Arriving at Creator, a new restaurant located on the ground floor of an office building on downtown San Francisco’s Folsom Street, feels like walking into a catalog. Sleek, wooden communal tables with high white stools line one end of the room, with a bookshelf full of hand-picked culinary books against the wall and modern light fixtures overhead. On the other end, however, two large machines each the size of a small car form a 90-degree angle around a center counter, giving the whole space a retro-futurist aesthetic. It’s what you would have imagined a restaurant eventually looking like if you watched a lot of The Jetsons.

It took a damn long time, but that Jetsons future appears to be on its way. Except for the whole trannies and niggers thing.

At least we’ll have robots to fend off the pervert/colored hordes.

Those machines, with large transparent glass casings and ingredients in cylindrical tubes, are Creator’s burger-making robots. Each 14-foot device contains around 350 sensors and 20 microcomputers to produce the best, freshest, locally sourced cheeseburger that $6 can get you in America’s most expensive city.

IDZ HABBENING!!!!

Dog bless Ameriga.

After trying the first one out of the machine that day, I can confidently say the claim holds up; it’s the best-tasting burger for the money I’ve ever had. The machine is also capable of making multiple kinds of burgers, with vastly different flavor, ingredient, and condiment combinations. In a way, it feels like the future of fast casual food.

“We wanted to design a device that meets nature where it is, and not make food conform to a robot,” CEO Alex Vardakostas tells The Verge in an interview. “We didn’t want something that would make one kind of burger. We look at this like a platform for recipes, and we wanted as much culinary creativity as possible.” Right now, Creator is only taking reservations for 30-minute lunchtime slots on Wednesdays and Thursdays through the month of July, and plans to do the same in August while it irons out kinks and improves its software and workflow. But, eventually, Vardakostas says you’ll be able to order takeout using the company’s mobile app, while workers with iPhones will stroll around the restaurant to take eat-in orders, just like an Apple Store.

Right. The technology already exists to make all the food automatically and allow people to order using their own phones, or touch-screen terminals in the store.

Ultimately, this means that restaurants could be run with one or two employees, instead of eight or more on the floor simultaneously. This also means that the few employees required will have greater responsibilities, and will be paid more – which is to say, they won’t be Shaniquas.

BYE BYE NIGGERS!

Operating a cash register is already straining the average Black’s abilities to the breaking point. Keeping machinery functional is obviously way beyond what they could ever manage.

Case in point, pretty much every time I’ve been to a McDonald’s location with self-service terminals, half of them were not functional, and the nogs who worked there didn’t even bother putting up “out of service” signs, let alone fix whatever mundane problem the machines were having.
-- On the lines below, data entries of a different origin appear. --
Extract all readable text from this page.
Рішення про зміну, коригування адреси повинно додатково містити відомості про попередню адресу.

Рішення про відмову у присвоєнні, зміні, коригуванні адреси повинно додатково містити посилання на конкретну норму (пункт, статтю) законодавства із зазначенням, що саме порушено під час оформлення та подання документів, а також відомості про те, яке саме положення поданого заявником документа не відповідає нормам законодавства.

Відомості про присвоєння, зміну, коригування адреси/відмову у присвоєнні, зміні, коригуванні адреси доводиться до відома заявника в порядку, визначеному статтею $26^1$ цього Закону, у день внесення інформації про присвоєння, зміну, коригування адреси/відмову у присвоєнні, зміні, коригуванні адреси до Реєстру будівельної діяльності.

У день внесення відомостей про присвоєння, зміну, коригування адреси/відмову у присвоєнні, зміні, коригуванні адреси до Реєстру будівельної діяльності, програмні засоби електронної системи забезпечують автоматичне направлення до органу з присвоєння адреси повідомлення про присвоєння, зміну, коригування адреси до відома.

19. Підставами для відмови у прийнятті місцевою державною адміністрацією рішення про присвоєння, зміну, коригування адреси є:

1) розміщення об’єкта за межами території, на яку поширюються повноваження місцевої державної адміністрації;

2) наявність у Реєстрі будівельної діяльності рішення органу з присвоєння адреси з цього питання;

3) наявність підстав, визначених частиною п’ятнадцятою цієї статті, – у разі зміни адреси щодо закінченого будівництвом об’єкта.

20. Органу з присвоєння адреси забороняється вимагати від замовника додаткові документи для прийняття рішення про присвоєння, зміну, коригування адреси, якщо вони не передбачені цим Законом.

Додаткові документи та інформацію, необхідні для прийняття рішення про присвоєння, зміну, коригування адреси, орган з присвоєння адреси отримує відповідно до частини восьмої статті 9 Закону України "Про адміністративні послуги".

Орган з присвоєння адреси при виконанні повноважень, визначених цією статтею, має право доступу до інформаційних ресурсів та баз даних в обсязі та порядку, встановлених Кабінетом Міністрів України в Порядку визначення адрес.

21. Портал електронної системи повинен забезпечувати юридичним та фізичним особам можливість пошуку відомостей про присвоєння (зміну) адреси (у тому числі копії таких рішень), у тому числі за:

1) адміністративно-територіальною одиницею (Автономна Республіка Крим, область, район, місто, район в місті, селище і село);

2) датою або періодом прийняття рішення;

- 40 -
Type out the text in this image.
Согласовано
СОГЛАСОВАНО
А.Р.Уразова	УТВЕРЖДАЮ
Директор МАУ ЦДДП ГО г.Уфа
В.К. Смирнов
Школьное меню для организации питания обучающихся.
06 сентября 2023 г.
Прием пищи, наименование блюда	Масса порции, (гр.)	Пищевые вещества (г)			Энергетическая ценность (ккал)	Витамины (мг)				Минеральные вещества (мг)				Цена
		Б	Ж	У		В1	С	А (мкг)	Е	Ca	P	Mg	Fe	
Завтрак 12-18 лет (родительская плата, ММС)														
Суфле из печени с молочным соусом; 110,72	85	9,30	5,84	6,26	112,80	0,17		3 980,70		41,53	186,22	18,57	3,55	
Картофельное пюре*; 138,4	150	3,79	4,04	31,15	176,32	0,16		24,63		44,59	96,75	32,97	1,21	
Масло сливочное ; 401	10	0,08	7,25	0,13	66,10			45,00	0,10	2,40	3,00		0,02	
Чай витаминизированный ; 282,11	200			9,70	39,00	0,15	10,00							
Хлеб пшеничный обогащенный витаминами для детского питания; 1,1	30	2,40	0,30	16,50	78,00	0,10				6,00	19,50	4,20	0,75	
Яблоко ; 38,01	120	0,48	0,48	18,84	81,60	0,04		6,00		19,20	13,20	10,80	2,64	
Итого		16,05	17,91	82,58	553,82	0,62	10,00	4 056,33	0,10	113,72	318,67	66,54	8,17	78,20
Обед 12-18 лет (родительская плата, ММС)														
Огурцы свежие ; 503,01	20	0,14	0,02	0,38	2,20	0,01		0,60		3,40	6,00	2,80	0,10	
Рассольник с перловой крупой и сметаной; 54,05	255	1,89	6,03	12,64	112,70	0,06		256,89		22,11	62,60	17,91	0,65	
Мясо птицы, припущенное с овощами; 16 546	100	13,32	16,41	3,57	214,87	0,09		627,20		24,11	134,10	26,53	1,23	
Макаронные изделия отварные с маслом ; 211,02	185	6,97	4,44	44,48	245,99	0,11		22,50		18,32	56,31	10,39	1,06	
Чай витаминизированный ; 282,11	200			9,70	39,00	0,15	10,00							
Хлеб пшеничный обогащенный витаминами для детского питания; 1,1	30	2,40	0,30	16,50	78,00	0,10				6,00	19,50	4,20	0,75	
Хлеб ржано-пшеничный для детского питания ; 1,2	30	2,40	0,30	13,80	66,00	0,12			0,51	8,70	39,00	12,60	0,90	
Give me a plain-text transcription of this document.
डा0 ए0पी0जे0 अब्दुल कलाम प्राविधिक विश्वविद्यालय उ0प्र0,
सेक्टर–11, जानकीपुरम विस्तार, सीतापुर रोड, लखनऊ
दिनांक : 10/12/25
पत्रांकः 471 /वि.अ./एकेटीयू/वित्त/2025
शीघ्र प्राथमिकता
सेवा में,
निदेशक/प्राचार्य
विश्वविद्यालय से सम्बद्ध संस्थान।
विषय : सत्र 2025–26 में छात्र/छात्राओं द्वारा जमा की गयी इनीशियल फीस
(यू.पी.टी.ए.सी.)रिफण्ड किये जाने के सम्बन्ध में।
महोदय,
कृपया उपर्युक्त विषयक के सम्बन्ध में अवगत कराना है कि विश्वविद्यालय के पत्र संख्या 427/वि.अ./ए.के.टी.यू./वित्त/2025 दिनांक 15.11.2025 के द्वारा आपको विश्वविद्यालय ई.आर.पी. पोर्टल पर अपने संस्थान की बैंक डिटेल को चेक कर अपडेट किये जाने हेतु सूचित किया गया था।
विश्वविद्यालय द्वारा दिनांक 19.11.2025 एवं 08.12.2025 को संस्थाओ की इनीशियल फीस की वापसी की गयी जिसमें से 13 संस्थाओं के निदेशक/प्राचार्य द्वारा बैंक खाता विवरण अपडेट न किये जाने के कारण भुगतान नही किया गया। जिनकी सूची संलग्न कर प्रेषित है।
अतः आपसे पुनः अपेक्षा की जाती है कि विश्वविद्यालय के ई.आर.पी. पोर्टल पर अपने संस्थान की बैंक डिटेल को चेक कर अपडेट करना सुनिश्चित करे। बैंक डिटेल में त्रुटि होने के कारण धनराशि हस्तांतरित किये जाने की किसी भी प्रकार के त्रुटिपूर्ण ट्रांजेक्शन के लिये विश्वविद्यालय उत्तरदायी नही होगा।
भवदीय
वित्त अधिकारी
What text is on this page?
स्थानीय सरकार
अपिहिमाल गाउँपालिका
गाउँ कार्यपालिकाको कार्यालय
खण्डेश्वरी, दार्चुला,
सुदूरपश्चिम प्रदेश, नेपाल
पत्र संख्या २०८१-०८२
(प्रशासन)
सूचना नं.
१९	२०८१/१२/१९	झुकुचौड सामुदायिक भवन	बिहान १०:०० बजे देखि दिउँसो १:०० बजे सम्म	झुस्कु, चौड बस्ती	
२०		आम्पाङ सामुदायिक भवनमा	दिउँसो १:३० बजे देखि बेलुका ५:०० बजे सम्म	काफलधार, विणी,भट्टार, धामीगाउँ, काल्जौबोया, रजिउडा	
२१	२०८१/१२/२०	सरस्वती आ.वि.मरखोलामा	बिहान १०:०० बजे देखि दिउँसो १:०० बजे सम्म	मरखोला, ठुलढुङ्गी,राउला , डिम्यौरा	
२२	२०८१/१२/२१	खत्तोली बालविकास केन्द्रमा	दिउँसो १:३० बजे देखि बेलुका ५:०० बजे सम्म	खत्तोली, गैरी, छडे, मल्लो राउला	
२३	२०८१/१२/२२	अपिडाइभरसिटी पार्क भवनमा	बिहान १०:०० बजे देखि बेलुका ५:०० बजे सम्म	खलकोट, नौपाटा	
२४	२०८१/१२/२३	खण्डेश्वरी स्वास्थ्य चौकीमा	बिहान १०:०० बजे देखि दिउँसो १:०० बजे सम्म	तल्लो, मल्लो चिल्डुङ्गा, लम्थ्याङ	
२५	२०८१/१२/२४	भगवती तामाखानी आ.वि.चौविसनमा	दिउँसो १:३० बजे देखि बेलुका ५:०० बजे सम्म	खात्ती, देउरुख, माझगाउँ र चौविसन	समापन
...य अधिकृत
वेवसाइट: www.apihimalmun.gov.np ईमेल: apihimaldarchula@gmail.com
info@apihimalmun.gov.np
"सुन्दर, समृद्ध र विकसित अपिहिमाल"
Creator, formerly known as Momentum Machines, is one of a rising new type of automated restaurant, mixing the best of the tech industry’s software, robotics, and artificial intelligence skills with top-tier culinary expertise. The goal is not to automate away humans entirely, but to automate the portion of the restaurant experience that can be done better, faster, and be more cost efficient with machines. Creator joins companies like San Francisco-based quinoa bowl chain Eatsa, pizza-delivery company Zume in Mountain View, CaliBurger parent company and Miso Robotics investor Cali Group, and a smattering of up-and-coming locations around the country like Boston’s Spyce and Seattle’s Junkichi.

These robotic restaurants are spreading fast, as the technology gets cheaper. Moreover, various types of self-service counters are being implemented in existing franchises, cutting down on labor requirements.

These companies always claim that the goal isn’t to replace employees with machines. That’s obviously bullshit; this situation where they have just as many employees as before is just a temporary phase, as they work out the kinks in the system. Very quickly, the number of employees will be cut down to the minimum.

This isn’t a problem for White people per se. An average 100 IQ White guy can easily learn how to operate and repair all the machines in a restaurant. Thus automation will simply create more high-wage jobs for technicians in various fields.

But our underclass of useless brown people is about to get a whole lot bigger.